BY CAROL MCILMURRAY
NYACK- With temperatures below freezing, droves of “crazy but warm hearted people” came out to participate in the Eighth Annual Penguin Plunge on the icy banks of the Hudson River at Memorial Park in Nyack this past Sunday, March 1. As snow began to fall, 100 brave souls jumped into the Hudson River in order to raise money for three local children who are currently fighting life long illnesses, while hundreds of others cheered them on. All three children suffer from extremely rare genetic conditions that require extensive medical treatment. This year’s Penguin Plunge has raised over $30,000 through numerous events, funding websites, and close to a 100 community sponsors. Nyack Mayor Jen Laird-White was among those who dipped into the frigid waters of the
Hudson River after she led a successful campaign to raise over $2,200 for the charity. David Henry Stall, 23, of Nyack jumped into the glacial waters with his co-workers from HDR, the company responsible for designing the new Tappan Zee Bridge. Their Mahwah office started a fund to sponsor their endeavor into the subzero waters. Stall confirmed the water was “as cold as it looks.” Stall continued to say he “still plans on doing it again next year.” The event was the brainchild of Barbara Noyes, a South Nyack police officer, and local resident Mike Lynch, when they met at a local Toastmasters event over eight years ago. Each year they nominate local children in need of medical care and support, and organize the event in their honor. This year’s recipients are Brian Domitrovits, Khlo Berry, and Clara Ryan.
Brian Domitrovits, 4, of Sparkill, was diagnosed with Ataxia-Teleangiectasia, a condition that combines the worst symptoms of muscular dystrophy, cerebral palsy, cystic fibrosis, immune deficiencies and cancer. Khlo Berry, 2, of Valley Cottage, suffers from a rare genetic condition that causes unmanageable and debilitating seizures, which limit her ability to speak and require continuous treatment.

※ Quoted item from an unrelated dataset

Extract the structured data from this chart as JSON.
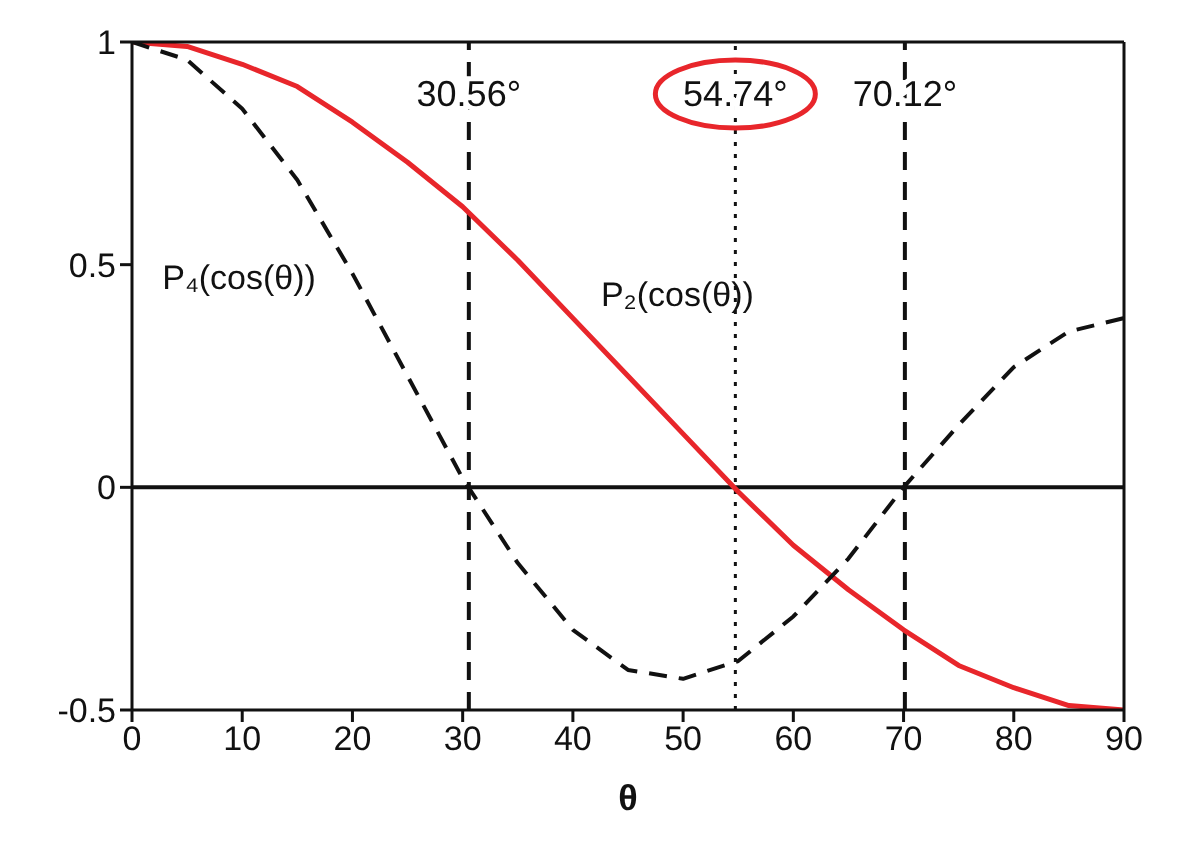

Clara Ryan, 3, of Piermont has Lymphatic Malformation, a condition that causes cysts to grow uncontrollably in her body and face, impacting her airway, and disrupting her vision, muscles, and tongue. The Plunge still has not reached its goal of raising $50,000 dollars for these young children. Due to strong community involvement there are still several more events planned through April 2 to raise money. A Zumba class will be held at TZ High School at 7 p.m. this Thursday March 5, a $10 donation is suggested.